How do I correctly read from two memory addresses and store the time as a 64-bit integer?
One incorrect solution:
x = High
y = Low
result = x << 32 + y
(The program could be swapped out and in the meantime Low overflows...)
Additional requirements:
Use C only, no assembly
The bus is 32-bit, so no way to read them in one instruction.
Your program may get context switched at any time.
No mutex or locks available.
Some high-level explanation is okay. Code not necessary. Thanks!
I learned this from David L. Mills, who attributes it to Leslie Lamport:
Read the upper half of the timer into H.
Read the lower half of the timer into L.
Read the upper half of the timer again into H'.
If H == H' then return {H, L}, otherwise go back to 1.
Assuming that the timer itself updates atomically then this is guaranteed to work -- if L overflowed somewhere between steps 1 and 2, then H will have incremented between steps 1 and 3, and the test in step 4 will fail.
Given the nature of the memory (a timer), you should be able to read A, read B, read A' and compare A to A', if they match you have your answer. Otherwise repeat.
It sortof depends on what other constraints there are on this memory. If it's something like a system-clock, the above will handle the situation where 0x0000FFFF goes to 0x00010000, and, depending on the order you read it in, you would otherwise erroneously end up with 0x00000000 or 0x0001FFFF.
In addition to what has already been said, you won't get more accurate timing reads than your interrupt / context switch jitter allows. If you fear an interrupt / context switch in the middle of a timer polling, the solution is not to adapt some strange read-read-read-compare algorithm, nor is it to use memory barriers or semaphores.

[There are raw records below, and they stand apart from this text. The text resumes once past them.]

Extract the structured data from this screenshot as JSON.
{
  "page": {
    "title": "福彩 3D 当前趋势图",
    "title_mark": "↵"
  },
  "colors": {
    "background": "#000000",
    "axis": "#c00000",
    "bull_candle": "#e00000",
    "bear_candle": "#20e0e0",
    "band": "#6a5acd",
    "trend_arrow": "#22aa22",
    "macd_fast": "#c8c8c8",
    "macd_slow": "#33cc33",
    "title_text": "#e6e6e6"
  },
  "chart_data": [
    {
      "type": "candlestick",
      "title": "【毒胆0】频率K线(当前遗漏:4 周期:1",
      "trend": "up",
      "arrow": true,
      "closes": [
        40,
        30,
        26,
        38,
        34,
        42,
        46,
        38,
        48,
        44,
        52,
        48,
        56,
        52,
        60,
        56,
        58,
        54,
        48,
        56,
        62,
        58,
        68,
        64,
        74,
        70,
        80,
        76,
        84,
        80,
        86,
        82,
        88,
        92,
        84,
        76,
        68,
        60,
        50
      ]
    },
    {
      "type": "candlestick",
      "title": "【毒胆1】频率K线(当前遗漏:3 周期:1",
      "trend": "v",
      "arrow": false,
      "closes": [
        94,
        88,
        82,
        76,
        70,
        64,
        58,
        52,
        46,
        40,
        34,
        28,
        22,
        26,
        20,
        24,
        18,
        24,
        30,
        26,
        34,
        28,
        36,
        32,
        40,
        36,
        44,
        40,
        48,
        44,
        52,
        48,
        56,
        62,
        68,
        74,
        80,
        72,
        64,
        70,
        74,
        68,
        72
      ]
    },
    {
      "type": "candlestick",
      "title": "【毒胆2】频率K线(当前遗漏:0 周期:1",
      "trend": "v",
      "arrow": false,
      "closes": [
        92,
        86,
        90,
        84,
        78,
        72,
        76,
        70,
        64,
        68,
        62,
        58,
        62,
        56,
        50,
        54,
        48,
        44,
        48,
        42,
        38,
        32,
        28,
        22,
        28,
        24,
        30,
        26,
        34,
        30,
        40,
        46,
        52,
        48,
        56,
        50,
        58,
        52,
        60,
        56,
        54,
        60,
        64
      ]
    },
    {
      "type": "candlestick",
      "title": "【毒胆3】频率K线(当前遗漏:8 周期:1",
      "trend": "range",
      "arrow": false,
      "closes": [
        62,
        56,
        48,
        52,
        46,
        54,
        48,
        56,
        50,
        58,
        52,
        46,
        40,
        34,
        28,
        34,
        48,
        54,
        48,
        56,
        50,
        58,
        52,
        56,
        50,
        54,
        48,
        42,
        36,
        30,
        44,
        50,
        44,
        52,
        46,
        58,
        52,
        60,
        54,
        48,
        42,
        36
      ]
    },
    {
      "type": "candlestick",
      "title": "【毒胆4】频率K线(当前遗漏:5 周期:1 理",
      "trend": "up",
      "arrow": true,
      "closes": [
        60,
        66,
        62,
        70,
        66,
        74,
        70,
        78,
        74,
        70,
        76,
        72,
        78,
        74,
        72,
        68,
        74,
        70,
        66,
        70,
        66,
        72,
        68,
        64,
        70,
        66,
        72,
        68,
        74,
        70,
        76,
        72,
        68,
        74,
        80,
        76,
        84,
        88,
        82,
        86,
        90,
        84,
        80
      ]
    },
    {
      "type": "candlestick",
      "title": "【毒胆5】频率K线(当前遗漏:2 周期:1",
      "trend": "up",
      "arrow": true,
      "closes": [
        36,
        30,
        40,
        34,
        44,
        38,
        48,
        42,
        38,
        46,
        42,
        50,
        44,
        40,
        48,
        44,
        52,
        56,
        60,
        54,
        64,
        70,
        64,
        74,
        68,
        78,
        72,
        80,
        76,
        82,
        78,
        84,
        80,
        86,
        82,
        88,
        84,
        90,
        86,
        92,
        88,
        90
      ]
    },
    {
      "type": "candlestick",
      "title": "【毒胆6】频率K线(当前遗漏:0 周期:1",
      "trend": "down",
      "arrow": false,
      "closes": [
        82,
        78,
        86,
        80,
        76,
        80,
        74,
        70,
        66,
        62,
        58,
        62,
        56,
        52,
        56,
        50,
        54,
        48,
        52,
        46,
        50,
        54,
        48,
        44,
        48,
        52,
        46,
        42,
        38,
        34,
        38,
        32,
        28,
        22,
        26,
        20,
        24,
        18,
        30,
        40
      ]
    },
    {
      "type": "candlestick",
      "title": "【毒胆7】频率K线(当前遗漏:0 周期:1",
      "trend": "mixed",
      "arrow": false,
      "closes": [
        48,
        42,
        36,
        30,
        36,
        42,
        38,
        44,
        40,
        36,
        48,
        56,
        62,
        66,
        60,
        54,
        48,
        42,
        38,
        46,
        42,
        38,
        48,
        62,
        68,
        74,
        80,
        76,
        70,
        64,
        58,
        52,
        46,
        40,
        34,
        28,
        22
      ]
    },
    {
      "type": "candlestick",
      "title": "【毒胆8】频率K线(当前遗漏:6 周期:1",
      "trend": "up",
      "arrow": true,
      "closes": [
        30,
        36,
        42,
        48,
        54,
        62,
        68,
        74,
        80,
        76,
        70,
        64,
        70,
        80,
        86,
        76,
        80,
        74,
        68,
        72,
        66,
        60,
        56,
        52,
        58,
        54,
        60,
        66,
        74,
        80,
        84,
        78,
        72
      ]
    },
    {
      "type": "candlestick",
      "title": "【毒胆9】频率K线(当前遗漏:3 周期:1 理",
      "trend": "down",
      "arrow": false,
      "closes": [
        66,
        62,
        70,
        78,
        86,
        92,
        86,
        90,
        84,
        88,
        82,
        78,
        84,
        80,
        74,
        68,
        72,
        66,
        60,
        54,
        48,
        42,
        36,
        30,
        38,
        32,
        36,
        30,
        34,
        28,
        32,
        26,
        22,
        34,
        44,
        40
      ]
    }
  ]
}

The solution is to use a hardware interrupt for the timer, with an interrupt service routine that cannot be interrupted when executed. This will give the highest possible accuracy, if you actually have need of such.
The obvious and presumably intended answer is already given by Hobbs and jkerian:
sample High
sample Low
read High again - if it differs from the sample from step 1, return to step 1
On some multi-CPU/core hardware, this doesn't actually work properly. Unless you have a memory barrier to ensure that you're not reading High and Low from your own core's cache, then updates from another core - even if 64-bit atomic and flushed to some shared memory - aren't guaranteed to be visible in your core a timely fashion. While High and Low must be volatile-qualified, this is not sufficient.
The higher the frequency of updates, the more probable and significant the errors due to this issue.
There is no portable way to do this without some C wrappers for OS/CPU-specific memory barriers, mutexes, atomic operations etc..
Brooks' comment below mentions that this does work for certain CPUs, such as modern AMDs.
If you can guarantee that the maximum time of context switch is significantly less than half the low word rollover period, you can use that fact to decide whether the Low value was read before or after its rollover, and choose the correct high word accordingly.
H1=High;L=Low;H2=High;
if (H2!=H1 && L < 0x7FFFFFF) { H1=H2;}
result= H1<<32+L;
This avoids the 'repeat' phase of other solutions.
The problem statement didn't include whether the counters could roll over all 64-bits several times between reads. So I might try alternating reading both 32-bit words a few thousand times, more if needed, store them in 2 vector arrays, run a linear regression fit modulo 2^32 against both vectors, and apply slope matching contraints of that ratio to the possible results, then use the estimated regression fit to predict the count value back to the desired reference time.